En février dernier, des informations sur des manifestations contre la construction du barrage de Kamtok dans l’est du Tibet sont parvenues à l’étranger. Plus tard, des témoignages de personnes concernées ont fait état d’interdictions d’information, de descentes de police, d’arrestations et de mauvais traitements en détention. Aujourd’hui, la BBC a reconstitué, grâce à des recherches approfondies et à l’analyse d’images satellites, le déroulement des manifestations depuis leur début jusqu’à leur répression.
Des rapports individuels ont circulé en février et mars 2024 sur des protestations, des arrestations et des raids ultérieurs. Selon la BBC, les plans de construction du barrage sur la rivière Dri Chu, le cours supérieur du Yangtsé, ont été approuvés dès 2012. Selon le gouvernement, les habitants des villages concernés par la construction du barrage par déplacement ont été consultés au préalable, et le projet n’avancerait que si « au moins 80% » étaient d’accord. Les informateurs de la BBC ont déclaré qu’ils n’avaient pas été consultés de manière pertinente et qu’ils n’avaient pas reçu d’informations sur les compensations liées à la réinstallation. Deux informateurs ont déclaré qu’ils n’avaient été informés qu’en février 2024 par des cadres du gouvernement qui leur ont dit qu’ils devaient déménager immédiatement. Un rapport de 13 rapporteurs de l’ONU est arrivé aux mêmes conclusions, à savoir que les personnes concernées n’avaient pas été consultées « de manière significative ». En revanche, les agences gouvernementales ont déclaré que des fonds avaient été alloués à la construction de nouvelles habitations, à des subventions pour les nomades et à la préservation des vestiges culturels.
Plusieurs villages et monastères sont concernés par la construction du barrage, notamment le monastère de Wontoe, vieux de 700 ans, qui abrite des peintures murales d’importance historique.
Dans cette situation, des moines ont décidé de protester.
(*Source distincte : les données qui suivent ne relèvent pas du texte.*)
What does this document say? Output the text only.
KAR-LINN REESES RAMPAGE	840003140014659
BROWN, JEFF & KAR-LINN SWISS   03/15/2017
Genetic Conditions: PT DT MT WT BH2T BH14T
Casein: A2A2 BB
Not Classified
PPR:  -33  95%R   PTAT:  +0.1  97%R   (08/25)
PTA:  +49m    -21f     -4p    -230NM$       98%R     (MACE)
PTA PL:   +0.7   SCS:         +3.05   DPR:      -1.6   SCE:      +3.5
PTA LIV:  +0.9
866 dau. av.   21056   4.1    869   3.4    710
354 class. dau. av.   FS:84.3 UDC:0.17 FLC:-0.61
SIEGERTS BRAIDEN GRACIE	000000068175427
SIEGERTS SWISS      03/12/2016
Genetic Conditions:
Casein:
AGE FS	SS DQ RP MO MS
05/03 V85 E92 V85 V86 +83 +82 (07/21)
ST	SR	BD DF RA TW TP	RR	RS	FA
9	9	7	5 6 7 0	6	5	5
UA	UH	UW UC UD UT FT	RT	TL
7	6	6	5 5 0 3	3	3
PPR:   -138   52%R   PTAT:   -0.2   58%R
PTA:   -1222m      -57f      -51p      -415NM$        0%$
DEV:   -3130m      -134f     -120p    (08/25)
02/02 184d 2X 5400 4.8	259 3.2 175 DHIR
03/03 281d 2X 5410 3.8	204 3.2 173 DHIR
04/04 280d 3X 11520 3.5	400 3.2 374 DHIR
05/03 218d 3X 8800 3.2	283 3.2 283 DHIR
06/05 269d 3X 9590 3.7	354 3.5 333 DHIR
Deux manifestations se sont déroulées en parallèle : l’une devant le bâtiment du gouvernement du district de Dege, et l’autre dans le village de Xiba, où des Tibétains se sont agenouillés devant une délégation de cadres du gouvernement et ont demandé, en levant les pouces en guise de geste traditionnel, de renoncer à la construction. Des vidéos de ces événements ont été diffusées à l’étranger.
Les manifestations ont été suivies d’arrestations de centaines de protestataires, de mauvais traitements en détention, de raids avec confiscation des téléphones portables et d’un black-out rigoureux des communications. De nombreux Tibétains en exil ont déclaré que nombre de leurs proches étaient en détention ou ne souhaitaient pas être contactés par crainte d’être arrêtés.
En réponse, des délégations du Parti communiste se sont rendues dans la région pour expliquer « la nécessité de construire un barrage » et prendre des mesures de « stabilité ». Un poste de sécurité a également été autorisé dans le district de Dege. Alors que les autorités ont déclaré que les personnes affectées avaient déjà été relogées et que les vestiges culturels avaient été protégés, les images satellites ne montrent aucun changement, en particulier aucune activité de construction. De manière générale, le gouvernement justifie la nécessité de construire un barrage par des considérations environnementales, à savoir la production d’énergie à partir de sources non fossiles.